Bündnis 90/Die Grünen wollen eine lebendige europäische Demokratie, die vom Engagement ihrer Bürgerinnen und Bürger lebt. Klassische demokratische Institutionen wie das Europäische Parlament müssen gestärkt und moderne Elemente wie die direkte Demokratie ausgebaut werden. Auch wenn ich mir insbesondere eine weitere Stärkung des Europäischen Parlaments gewünscht hätte, halte ich den Vertrag von Lissabon gegenüber dem Status quo für einen demokratischen Fortschritt. Der Vertrag von Lissabon stärkt das Europäische Parlament und führt ein Unionsbürgerbegehren ein. Mit diesem Bürgerbegehren können sich die Bürgerinnen und Bürger direkt in europäische Politik einschalten.

Was die nationalstaatlichen Kompetenzen in EU-Angelegenheiten anbelangt, so kann ich Ihnen versichern, dass der Deutsche Bundestag und alle anderen nationalen Parlamente der Mitgliedstaaten mit dem neuen Vertrag mehr Rechte erhalten. Diese gehen soweit, dass ein einziges Parlament Klage vor dem Europäischen Gerichtshof einlegen kann, wenn es Zweifel an der Subsidiarität hat, d.h. wenn das Parlament bezweifelt, dass die EU hier zuständig ist. In Deutschland haben wir dafür gesorgt, dass der Bundestag diese Klage erheben muss, wenn ein Viertel seiner Mitglieder einen Verstoß gegen das Subsidiaritätsprinzip erkennt.

Der Bundestag hat aber noch weitere Befugnisse. Nach Artikel 23 (2) Grundgesetz wirken in Deutschland Bundestag sowie Bundesrat in Angelegenheiten der Europäischen Union mit. Die Bundesregierung hat den Bundestag und den Bundesrat umfassend und zum frühestmöglichen Zeitpunkt zu unterrichten. Nach Absatz 3 dieses Artikels gibt sie dem Bundestag Gelegenheit zur Stellungnahme vor ihrer Mitwirkung an Rechtsetzungsakten der Europäischen Union und muss die Stellungnahmen bei ihren Verhandlungen berücksichtigen. Die Bundesregierung muss im Rat sogar einen Parlamentsvorbehalt einlegen, wenn der Beschluss des Bundestages in seinen wesentlichen Belangen nicht durchsetzbar ist. Diese Informations- und Beteiligungsrechte sind in einer weitreichenden Vereinbarung zwischen Bundestag und Bundesregierung in EU-Angelegenheiten ausführlich geregelt worden. Diese Regelung wurde flankierend zum Vorläufer des Vertrags von Lissabon getroffen.

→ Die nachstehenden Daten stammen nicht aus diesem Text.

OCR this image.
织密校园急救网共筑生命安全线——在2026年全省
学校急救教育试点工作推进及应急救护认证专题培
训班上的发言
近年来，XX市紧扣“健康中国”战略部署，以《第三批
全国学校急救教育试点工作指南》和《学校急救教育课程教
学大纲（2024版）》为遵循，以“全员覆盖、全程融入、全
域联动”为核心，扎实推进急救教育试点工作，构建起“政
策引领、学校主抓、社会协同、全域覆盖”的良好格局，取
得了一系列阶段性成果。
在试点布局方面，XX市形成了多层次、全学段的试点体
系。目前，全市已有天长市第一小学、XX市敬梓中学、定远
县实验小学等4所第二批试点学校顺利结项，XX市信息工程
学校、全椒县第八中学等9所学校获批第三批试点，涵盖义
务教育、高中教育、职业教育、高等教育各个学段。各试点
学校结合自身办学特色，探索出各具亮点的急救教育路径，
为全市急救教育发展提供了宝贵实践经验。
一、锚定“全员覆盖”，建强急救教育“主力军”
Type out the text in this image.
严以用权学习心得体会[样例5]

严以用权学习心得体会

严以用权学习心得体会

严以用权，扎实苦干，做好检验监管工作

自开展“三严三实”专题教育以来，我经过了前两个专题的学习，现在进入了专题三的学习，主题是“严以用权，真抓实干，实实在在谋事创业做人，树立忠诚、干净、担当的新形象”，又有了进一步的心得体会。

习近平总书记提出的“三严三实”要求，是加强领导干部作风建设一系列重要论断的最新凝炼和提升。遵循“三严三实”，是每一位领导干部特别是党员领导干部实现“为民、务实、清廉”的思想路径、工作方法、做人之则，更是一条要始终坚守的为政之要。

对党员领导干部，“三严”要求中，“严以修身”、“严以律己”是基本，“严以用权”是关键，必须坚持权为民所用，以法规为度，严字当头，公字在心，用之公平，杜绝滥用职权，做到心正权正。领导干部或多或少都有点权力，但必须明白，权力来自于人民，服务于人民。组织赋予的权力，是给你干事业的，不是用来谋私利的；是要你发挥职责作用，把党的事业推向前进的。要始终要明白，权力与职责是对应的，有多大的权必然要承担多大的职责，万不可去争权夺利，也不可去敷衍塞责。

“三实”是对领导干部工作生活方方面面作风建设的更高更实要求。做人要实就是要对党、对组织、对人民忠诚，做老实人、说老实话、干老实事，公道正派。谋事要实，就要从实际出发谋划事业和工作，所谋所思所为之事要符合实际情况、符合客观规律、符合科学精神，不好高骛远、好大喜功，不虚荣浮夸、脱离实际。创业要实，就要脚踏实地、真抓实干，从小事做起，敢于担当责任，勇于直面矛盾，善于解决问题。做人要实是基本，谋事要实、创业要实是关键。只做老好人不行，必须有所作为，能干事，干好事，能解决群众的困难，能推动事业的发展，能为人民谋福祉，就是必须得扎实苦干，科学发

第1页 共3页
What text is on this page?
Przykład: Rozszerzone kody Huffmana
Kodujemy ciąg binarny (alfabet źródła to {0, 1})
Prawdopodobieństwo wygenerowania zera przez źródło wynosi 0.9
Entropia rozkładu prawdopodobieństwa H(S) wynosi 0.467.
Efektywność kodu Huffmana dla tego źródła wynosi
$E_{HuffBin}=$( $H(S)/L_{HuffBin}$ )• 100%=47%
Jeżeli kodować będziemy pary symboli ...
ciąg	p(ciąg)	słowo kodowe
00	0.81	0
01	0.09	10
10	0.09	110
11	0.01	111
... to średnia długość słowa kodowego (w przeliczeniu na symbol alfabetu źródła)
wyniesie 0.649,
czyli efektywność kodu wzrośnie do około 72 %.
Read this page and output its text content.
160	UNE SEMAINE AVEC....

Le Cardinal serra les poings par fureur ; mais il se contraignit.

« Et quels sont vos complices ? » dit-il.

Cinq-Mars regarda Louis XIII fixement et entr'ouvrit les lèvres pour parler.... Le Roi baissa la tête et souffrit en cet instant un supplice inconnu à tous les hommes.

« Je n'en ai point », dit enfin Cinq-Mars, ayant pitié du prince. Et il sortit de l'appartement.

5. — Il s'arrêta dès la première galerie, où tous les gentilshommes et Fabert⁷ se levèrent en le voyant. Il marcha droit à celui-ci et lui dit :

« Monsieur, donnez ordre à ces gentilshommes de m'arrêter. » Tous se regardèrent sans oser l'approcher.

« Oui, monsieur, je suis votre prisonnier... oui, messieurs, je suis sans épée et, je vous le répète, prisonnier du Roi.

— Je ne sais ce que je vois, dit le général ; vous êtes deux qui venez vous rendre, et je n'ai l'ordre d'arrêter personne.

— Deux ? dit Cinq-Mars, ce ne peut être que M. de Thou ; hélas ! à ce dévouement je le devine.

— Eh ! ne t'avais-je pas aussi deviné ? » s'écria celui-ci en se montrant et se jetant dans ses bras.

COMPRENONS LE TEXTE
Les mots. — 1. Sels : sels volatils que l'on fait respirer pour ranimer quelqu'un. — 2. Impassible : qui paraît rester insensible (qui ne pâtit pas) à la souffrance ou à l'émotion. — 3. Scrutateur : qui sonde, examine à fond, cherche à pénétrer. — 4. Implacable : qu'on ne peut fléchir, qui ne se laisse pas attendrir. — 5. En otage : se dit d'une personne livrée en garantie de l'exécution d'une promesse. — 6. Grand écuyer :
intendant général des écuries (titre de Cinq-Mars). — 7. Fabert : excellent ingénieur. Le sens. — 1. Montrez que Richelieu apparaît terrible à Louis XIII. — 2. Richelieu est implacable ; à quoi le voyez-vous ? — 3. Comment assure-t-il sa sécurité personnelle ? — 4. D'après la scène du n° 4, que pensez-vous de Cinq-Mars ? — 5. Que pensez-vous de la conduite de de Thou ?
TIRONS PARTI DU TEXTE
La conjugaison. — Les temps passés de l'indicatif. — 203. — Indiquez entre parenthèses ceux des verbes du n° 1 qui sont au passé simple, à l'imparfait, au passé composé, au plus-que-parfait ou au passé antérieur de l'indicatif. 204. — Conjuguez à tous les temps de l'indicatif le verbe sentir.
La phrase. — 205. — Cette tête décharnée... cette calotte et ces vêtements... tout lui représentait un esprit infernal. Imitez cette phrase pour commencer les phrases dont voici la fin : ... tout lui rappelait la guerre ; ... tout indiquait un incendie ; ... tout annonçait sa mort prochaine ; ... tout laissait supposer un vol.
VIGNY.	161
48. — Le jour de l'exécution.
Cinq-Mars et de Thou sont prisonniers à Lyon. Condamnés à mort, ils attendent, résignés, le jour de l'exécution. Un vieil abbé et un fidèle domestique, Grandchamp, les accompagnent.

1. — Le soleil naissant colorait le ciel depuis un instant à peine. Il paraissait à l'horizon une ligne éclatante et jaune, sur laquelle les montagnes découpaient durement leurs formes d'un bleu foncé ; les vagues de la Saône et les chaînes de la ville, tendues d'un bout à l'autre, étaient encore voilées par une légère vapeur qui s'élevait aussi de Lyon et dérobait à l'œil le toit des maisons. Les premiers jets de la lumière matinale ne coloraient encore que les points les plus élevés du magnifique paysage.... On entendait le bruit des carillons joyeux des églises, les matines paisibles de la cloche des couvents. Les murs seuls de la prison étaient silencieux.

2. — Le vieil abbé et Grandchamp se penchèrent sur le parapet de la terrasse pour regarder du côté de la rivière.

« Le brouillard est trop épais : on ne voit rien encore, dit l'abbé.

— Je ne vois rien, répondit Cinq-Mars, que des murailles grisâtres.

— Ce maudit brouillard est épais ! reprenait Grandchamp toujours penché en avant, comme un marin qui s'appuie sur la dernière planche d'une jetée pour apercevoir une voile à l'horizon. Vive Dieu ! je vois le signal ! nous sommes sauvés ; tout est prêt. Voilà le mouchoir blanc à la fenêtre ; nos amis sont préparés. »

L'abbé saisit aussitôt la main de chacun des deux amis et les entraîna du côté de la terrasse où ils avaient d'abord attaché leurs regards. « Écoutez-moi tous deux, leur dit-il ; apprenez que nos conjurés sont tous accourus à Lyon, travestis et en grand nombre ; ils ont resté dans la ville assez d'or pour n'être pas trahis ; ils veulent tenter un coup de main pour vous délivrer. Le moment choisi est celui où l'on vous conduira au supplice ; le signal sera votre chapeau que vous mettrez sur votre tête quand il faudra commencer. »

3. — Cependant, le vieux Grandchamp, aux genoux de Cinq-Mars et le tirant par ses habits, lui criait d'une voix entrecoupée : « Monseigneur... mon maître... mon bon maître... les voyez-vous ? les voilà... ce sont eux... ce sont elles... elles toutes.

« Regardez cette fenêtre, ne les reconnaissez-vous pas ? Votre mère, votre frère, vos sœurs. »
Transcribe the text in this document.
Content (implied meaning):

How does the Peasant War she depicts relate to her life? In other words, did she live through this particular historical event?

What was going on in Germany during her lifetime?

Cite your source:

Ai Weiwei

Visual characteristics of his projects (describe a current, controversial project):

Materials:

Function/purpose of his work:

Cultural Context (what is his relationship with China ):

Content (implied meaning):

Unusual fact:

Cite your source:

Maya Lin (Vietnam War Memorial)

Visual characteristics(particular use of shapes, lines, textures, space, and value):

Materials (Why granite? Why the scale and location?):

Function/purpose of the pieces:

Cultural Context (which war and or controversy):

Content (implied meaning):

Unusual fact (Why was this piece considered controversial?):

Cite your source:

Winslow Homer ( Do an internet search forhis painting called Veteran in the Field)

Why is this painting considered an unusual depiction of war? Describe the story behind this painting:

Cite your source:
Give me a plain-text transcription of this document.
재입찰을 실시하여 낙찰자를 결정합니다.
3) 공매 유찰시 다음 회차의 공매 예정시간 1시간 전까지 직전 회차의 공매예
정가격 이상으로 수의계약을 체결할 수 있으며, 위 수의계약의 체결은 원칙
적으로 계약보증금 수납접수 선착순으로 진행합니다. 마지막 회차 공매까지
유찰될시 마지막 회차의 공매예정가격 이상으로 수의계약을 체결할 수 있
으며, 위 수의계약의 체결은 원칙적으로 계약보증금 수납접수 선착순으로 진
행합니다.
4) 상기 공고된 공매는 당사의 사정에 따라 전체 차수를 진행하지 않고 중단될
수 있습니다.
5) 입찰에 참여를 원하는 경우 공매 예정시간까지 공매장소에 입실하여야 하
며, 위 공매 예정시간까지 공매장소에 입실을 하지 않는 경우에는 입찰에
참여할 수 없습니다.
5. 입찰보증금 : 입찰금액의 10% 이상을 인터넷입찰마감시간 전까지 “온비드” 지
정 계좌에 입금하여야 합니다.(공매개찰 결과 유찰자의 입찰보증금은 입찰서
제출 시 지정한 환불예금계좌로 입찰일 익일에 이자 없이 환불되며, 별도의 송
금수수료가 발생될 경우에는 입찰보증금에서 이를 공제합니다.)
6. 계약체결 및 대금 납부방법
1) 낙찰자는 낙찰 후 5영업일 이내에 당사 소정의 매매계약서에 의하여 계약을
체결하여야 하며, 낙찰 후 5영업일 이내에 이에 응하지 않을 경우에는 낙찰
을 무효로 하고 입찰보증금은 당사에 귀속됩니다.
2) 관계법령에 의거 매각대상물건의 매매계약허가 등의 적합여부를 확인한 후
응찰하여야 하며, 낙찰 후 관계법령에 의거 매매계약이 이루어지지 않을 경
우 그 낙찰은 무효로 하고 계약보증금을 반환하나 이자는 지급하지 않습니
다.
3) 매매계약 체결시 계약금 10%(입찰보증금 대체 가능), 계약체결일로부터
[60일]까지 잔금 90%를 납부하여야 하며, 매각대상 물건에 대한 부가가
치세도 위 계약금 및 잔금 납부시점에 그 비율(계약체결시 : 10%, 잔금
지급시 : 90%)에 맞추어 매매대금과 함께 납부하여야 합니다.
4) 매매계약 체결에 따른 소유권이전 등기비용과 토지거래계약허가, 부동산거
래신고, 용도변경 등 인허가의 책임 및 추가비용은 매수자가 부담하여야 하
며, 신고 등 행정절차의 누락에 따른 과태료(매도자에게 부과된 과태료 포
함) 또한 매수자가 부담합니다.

Beim vereinfachten Veränderungsverfahren nach Artikel 48.6 EUV entscheidet der Europäische Rat einstimmig nach Anhörung des Europäischen Parlamentes und der Kommission. Änderungen, die über diesen Artikel autorisiert werden, müssen jedoch gemäß den nationalen verfassungsrechtlichen Bestimmungen ratifiziert werden.